Neath Port Talbot council outsource pay cuts

Care workers who were transferred from Neath/ Port Talbot Council to Grwp Gwalia, two years ago, have taken their first 24 hours of strike action as part of the campaign to retain their terms and conditions.

Unison members were on picket lines this morning and attended a large, lunchtime rally next to Grwp Gwalia's headquarters in Swansea.

Alan Thomson, Grwp Gwalia Unison rep in the Swansea office told the meeting that Gwalia were targeting the Care and Support workers first but would then go for other workers later. Some members could lose up to £600 a month, with others being forced to accept different shift patterns and performing different roles.

The overwhelming vote for strike action flies in the face of managements' public claims that 95% of the staff are happy with their new contracts. Many Care Workers reluctantly signed the new contracts under duress after the intimidating approach by management.

This dispute mirrors the Doncaster Care workers struggle and highlights the dangers of outsourcing.

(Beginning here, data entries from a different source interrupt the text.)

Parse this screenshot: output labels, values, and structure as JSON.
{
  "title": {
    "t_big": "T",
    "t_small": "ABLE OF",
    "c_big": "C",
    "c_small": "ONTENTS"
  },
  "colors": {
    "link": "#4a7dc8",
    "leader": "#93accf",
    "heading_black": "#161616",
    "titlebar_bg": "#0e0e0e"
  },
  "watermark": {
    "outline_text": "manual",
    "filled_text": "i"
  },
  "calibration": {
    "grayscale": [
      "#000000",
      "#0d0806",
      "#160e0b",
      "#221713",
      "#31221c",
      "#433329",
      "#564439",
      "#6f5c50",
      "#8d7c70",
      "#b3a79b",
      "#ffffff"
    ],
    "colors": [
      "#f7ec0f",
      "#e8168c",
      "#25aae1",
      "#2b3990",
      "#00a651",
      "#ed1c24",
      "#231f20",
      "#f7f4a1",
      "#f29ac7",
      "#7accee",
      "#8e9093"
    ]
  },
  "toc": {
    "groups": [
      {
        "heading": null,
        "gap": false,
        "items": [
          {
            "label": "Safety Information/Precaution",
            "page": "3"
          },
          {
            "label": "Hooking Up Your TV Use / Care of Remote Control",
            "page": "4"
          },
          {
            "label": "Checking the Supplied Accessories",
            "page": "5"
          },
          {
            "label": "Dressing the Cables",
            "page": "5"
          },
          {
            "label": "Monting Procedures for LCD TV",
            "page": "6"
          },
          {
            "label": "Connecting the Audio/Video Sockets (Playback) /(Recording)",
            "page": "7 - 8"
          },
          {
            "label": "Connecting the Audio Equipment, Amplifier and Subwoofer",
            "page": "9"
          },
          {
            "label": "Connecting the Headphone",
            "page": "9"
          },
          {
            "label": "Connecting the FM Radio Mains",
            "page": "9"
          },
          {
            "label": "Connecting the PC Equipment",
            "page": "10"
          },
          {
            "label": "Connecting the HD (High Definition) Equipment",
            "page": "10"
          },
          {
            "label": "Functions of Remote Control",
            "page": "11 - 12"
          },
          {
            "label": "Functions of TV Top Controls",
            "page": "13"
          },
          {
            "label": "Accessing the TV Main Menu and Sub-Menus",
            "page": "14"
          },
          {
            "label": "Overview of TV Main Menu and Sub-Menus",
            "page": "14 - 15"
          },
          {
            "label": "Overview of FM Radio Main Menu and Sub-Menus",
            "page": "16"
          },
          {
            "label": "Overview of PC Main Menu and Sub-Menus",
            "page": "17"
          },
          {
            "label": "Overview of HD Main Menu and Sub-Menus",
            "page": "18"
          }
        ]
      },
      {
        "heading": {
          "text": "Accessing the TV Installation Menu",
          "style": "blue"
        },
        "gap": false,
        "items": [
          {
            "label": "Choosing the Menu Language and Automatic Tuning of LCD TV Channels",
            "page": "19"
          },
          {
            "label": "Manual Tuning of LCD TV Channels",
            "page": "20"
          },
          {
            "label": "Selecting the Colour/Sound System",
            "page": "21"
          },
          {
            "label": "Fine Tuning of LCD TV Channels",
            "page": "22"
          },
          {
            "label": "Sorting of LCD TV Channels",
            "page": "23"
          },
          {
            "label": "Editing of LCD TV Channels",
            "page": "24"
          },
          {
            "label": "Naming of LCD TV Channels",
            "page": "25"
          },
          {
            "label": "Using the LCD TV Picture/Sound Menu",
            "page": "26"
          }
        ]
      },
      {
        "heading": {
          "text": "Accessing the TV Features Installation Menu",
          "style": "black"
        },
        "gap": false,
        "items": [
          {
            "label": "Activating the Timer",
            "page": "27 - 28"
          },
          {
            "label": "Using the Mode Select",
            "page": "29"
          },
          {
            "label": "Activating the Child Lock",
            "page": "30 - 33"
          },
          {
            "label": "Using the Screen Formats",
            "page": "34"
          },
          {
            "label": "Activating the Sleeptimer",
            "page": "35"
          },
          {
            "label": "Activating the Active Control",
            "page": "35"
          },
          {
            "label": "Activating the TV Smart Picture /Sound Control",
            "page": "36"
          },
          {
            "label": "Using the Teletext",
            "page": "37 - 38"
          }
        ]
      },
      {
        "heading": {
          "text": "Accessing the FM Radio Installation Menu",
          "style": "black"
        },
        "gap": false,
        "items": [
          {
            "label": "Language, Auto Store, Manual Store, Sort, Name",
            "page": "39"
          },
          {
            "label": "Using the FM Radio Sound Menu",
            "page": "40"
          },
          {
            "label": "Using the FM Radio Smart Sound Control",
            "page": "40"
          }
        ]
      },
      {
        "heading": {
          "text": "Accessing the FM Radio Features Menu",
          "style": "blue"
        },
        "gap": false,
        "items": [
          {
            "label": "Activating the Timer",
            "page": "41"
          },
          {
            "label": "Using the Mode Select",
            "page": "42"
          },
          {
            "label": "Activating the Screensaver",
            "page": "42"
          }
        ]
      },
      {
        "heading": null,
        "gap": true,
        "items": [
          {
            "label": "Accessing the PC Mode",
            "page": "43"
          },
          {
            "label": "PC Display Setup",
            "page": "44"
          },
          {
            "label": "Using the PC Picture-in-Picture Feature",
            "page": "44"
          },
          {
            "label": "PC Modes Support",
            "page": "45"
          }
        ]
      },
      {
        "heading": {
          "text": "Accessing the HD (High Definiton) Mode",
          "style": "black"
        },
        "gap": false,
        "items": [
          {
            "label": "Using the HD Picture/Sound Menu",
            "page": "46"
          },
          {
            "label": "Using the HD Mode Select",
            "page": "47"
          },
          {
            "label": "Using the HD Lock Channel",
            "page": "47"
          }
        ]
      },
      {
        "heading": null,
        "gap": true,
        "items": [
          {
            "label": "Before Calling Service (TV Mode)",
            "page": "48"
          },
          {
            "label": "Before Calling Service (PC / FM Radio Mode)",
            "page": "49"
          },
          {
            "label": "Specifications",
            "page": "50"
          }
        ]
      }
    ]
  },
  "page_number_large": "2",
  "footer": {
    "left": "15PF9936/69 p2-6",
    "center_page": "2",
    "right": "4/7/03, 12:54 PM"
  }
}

Unison members who transferred to Grwp Gwalia had their terms and conditions 'protected' by a TUPE transfer agreement for two years and it was exactly two years later, to the day, when Grwp Gwali presented the workers with new contracts of employment with less pay and worse terms and conditions.

Labour council's across the country, like Neath/Port Talbot, try and portray outsourcing as a viable alternative in managing the cuts but the example of Grwp Gwalia is yet another confirmation of workers being forced to pay the price because the Welsh Labour Government and Labour Councils refuse to fight the ConDem cuts.

Despite some local difficulties today's strike was a success with Unison members learning some important lessons in preparation for the next round of action.